Policy-Aware Optimal Transport Loss for Development Planning Text Classification and Governance in the Potato Industry

Development planning texts in agriculture are layered, technical, and rhetorically varied, which makes reliable role classification nontrivial yet essential for policy analytics. In the potato sector, separating strategic goals, implementation measures, support conditions, and evaluation statements enables quantitative assessment of priorities and execution readiness for governance. This work introduces the Policy-Aware Optimal Transport (PAOT) Loss, which frames learning as an optimal-transport alignment between sentence representations and ontology-guided role prototypes. PAOT integrates lexical supervision with prototype-based semantic grounding, counterfactual invariance to trigger words, and document-position priors within a single cost function, avoiding manual weighting and preserving interpretability.
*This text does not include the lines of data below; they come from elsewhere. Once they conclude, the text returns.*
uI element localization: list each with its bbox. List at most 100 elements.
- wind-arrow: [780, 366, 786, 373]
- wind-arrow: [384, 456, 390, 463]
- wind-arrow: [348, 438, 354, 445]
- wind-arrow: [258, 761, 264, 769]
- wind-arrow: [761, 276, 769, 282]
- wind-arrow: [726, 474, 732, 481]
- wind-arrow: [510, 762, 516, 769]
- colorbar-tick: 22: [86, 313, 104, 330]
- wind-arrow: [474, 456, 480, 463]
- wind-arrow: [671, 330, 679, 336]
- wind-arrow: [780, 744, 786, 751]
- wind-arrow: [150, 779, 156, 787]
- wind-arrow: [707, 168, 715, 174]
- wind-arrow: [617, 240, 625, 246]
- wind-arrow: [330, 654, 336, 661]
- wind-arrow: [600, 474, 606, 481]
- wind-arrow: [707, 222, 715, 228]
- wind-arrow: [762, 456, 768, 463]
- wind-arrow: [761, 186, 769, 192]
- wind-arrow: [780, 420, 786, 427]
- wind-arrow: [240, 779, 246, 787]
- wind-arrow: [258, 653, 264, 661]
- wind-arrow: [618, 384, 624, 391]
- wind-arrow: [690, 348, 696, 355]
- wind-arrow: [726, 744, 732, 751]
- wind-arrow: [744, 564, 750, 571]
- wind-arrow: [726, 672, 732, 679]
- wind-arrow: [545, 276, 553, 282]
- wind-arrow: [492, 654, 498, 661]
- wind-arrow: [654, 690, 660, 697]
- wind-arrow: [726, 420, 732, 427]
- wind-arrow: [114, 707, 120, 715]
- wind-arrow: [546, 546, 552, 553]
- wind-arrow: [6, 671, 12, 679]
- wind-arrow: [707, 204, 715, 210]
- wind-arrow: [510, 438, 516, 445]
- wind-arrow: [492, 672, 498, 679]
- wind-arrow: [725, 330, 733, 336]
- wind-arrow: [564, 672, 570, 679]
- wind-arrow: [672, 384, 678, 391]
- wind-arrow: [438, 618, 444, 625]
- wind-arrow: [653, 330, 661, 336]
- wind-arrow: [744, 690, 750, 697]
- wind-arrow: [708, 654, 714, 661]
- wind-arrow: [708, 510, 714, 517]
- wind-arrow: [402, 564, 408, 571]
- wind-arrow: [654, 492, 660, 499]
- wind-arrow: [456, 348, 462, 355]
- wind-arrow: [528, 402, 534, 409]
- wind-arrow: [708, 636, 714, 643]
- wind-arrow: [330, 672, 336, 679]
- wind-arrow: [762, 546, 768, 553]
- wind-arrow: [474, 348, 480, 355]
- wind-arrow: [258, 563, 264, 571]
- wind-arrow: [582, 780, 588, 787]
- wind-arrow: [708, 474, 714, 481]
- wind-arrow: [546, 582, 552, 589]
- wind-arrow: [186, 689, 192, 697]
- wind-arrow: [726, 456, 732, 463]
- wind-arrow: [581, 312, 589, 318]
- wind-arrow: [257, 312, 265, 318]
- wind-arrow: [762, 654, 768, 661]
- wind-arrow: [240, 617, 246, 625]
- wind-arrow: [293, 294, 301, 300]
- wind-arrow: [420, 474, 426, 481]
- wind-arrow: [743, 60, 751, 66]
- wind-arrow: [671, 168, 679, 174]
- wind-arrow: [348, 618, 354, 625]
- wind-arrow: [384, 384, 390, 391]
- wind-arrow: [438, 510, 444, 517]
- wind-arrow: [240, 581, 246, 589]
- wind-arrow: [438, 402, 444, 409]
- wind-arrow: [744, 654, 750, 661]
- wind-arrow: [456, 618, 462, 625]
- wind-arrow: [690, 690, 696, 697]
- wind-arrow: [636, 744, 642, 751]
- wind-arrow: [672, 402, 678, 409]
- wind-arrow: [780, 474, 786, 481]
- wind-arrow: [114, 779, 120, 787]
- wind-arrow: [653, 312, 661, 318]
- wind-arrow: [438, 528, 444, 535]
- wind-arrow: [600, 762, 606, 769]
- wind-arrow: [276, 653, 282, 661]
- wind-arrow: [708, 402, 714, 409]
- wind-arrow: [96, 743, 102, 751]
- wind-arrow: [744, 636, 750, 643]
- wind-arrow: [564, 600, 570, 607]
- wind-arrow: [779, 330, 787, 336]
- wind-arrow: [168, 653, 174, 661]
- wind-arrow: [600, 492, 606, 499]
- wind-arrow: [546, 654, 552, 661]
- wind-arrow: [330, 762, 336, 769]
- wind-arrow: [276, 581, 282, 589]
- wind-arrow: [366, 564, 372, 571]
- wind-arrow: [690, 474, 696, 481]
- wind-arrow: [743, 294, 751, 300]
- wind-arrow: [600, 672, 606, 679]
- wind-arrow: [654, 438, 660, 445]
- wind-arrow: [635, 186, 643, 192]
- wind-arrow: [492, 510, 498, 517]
Experiments across convolutional and transformer backbones show consistent gains over cross-entropy in accuracy, precision, and F1, alongside reduced confusion among semantically adjacent roles. A full ablation over the semantic, invariance, and structural components confirms their complementary effects, and transport plans offer transparent diagnostics of sentence–role alignment. Beyond model performance, PAOT provides a computable lens for governance in the potato industry by supporting reproducible analysis of development plans, clarifying how long-term aims are connected to concrete actions and enabling conditions, and facilitating evidence-based monitoring and accountability in sectoral public administration.